Metadata-Version: 2.1
Name: mlbnb
Version: 0.1.5
Summary: Machine learning bread and butter - a collection of basic deep learning tools
Author-Email: Jonas Scholz <jonas.scholz123@gmail.com>
License: MIT
Requires-Python: >=3.11
Requires-Dist: torch>=2.4.0
Requires-Dist: numpy>=2.0.1
Requires-Dist: pytest>=8.3.2
Requires-Dist: omegaconf>=2.3.0
Requires-Dist: loguru>=0.7.2
Requires-Dist: wandb>=0.17.5
Requires-Dist: pandas>=2.2.2
Requires-Dist: pre-commit>=4.2.0
Requires-Dist: tqdm>=4.67.1
Requires-Dist: ruff>=0.9.4
Requires-Dist: ty>=0.0.1a3
Description-Content-Type: text/markdown

# mlbnb

Machine learning bread and butter - a collection of tools for PyTorch-based machine learning experiments.

This library provides utilities to streamline common tasks such as experiment management, checkpointing, and data handling.

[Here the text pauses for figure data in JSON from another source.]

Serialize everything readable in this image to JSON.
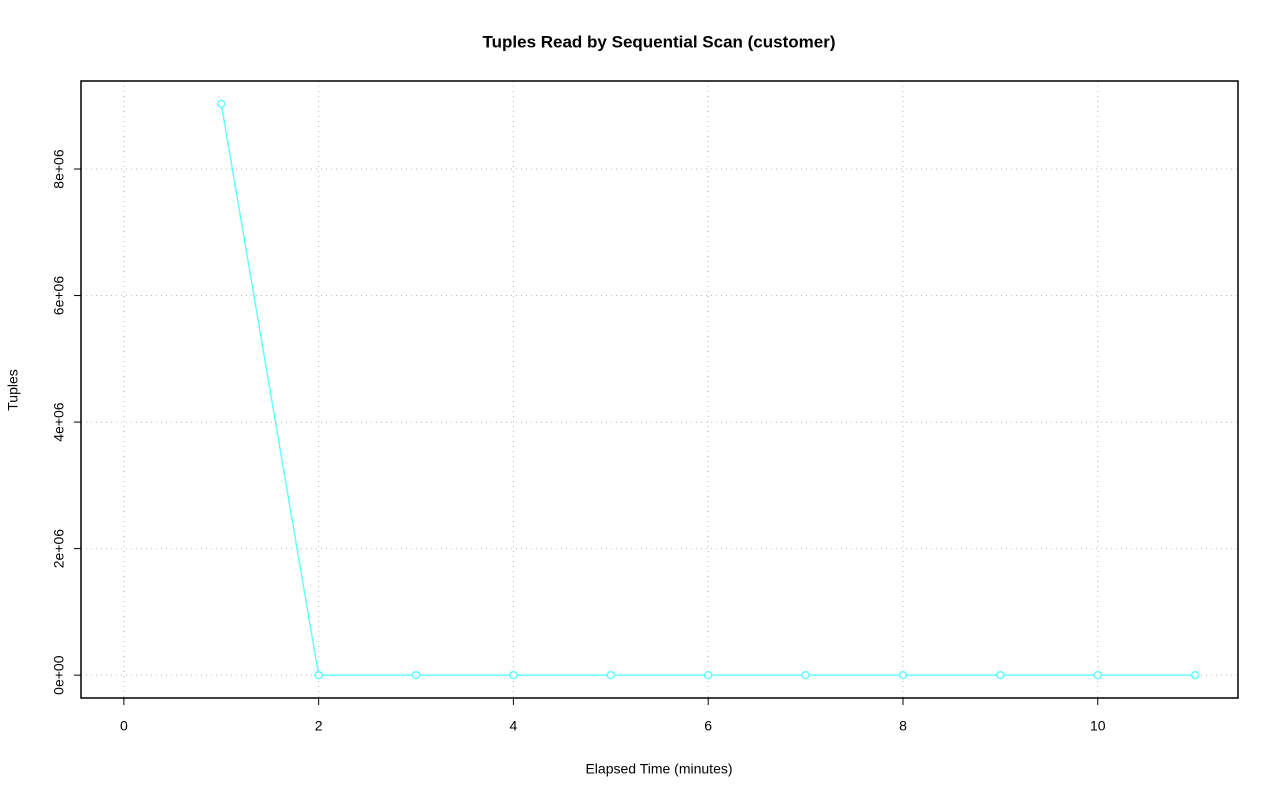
{
  "chart_data": {
    "type": "line",
    "title": "Tuples Read by Sequential Scan (customer)",
    "x_label": "Elapsed Time (minutes)",
    "y_label": "Tuples",
    "x": [
      1,
      2,
      3,
      4,
      5,
      6,
      7,
      8,
      9,
      10,
      11
    ],
    "series": [
      {
        "color": "#66ffff",
        "values": [
          9030000,
          0,
          0,
          0,
          0,
          0,
          0,
          0,
          0,
          0,
          0
        ]
      }
    ],
    "xlim": [
      -0.44,
      11.44
    ],
    "xticks": [
      0,
      2,
      4,
      6,
      8,
      10
    ],
    "ylim": [
      -361200,
      9391200
    ],
    "yticks": [
      {
        "value": 0,
        "label": "0e+00"
      },
      {
        "value": 2000000,
        "label": "2e+06"
      },
      {
        "value": 4000000,
        "label": "4e+06"
      },
      {
        "value": 6000000,
        "label": "6e+06"
      },
      {
        "value": 8000000,
        "label": "8e+06"
      }
    ],
    "grid": true
  }
}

To jumpstart your ML experiment codebase, check out the associated [scaffolding-v3 repo](https://github.com/jonas-scholz123/scaffolding-v3), which uses mlbnb.

## Core Components

### `ExperimentPath`

The `ExperimentPath` class helps manage the directory structure for your experiments. It can generate unique run names and save your experiment configuration.

**Example:**

```python
from pathlib import Path
from omegaconf import OmegaConf
from mlbnb.paths import ExperimentPath

# Define your experiment configuration
cfg = OmegaConf.create({
    "learning_rate": 1e-3,
    "model": {
        "name": "resnet18",
        "pretrained": True
    },
    "dataset": "cifar10"
})

# Create a new experiment path
# This will create a directory like: /tmp/experiments/2025-06-26_11-02_witty_zebra
exp_path = ExperimentPath.from_config(cfg, root=Path("/tmp/experiments"))

print(f"Experiment directory: {exp_path}")

# The configuration is saved automatically
saved_cfg = exp_path.get_config()
assert saved_cfg == cfg

# You can also create paths for files within the experiment directory
model_dir = exp_path / "models"
model_dir.mkdir()
print(f"Model directory: {model_dir}")
```

### `CheckpointManager`

The `CheckpointManager` simplifies saving and loading the state of your training loop, including the model, optimizer, and random number generators. It integrates with `ExperimentPath` to store checkpoints within your experiment's directory.

**Example:**

```python
import torch
from torch import nn, optim
from mlbnb.checkpoint import CheckpointManager
from mlbnb.paths import ExperimentPath

# Assume exp_path is an existing ExperimentPath instance
exp_path = ExperimentPath(root="/tmp/experiments", name="my-first-experiment")

# Initialize components
model = nn.Linear(10, 2)
optimizer = optim.Adam(model.parameters())
generator = torch.Generator()

# Create a CheckpointManager
checkpoint_manager = CheckpointManager(exp_path)

# Save a checkpoint
checkpoint_manager.save_checkpoint(
    name="epoch_1",
    model=model,
    optimiser=optimizer,
    generator=generator
)
print(f"Saved checkpoints: {checkpoint_manager.list_checkpoints()}")

# Later, you can restore the state
new_model = nn.Linear(10, 2)
new_optimizer = optim.Adam(new_model.parameters())
new_generator = torch.Generator()

checkpoint_manager.reproduce(
    name="epoch_1",
    model=new_model,
    optimiser=new_optimizer,
    generator=new_generator
)

print("Restored state from checkpoint.")
```

## Other Utilities

`mlbnb` also includes several other helpful modules:

- **`WandbLogger` & `WandbProfiler`**: For logging metrics and profiling code with Weights & Biases.
- **`StepIterator`**: An iterator that runs for a fixed number of steps, to turn training from "num epochs" to "num steps" cleanly.
- **`LabelledArray`**: A NumPy array wrapper that allows indexing by named coordinates, similar to xarray, supporting memmaps.
- **`checksum`**: A utility to compute a checksum for objects containing tensors to verify reproducibility.
- **`EarlyStopper`**: Stop training when a metric stops improving.
- **`CachedDataset`**: A PyTorch `Dataset` wrapper that caches items in memory.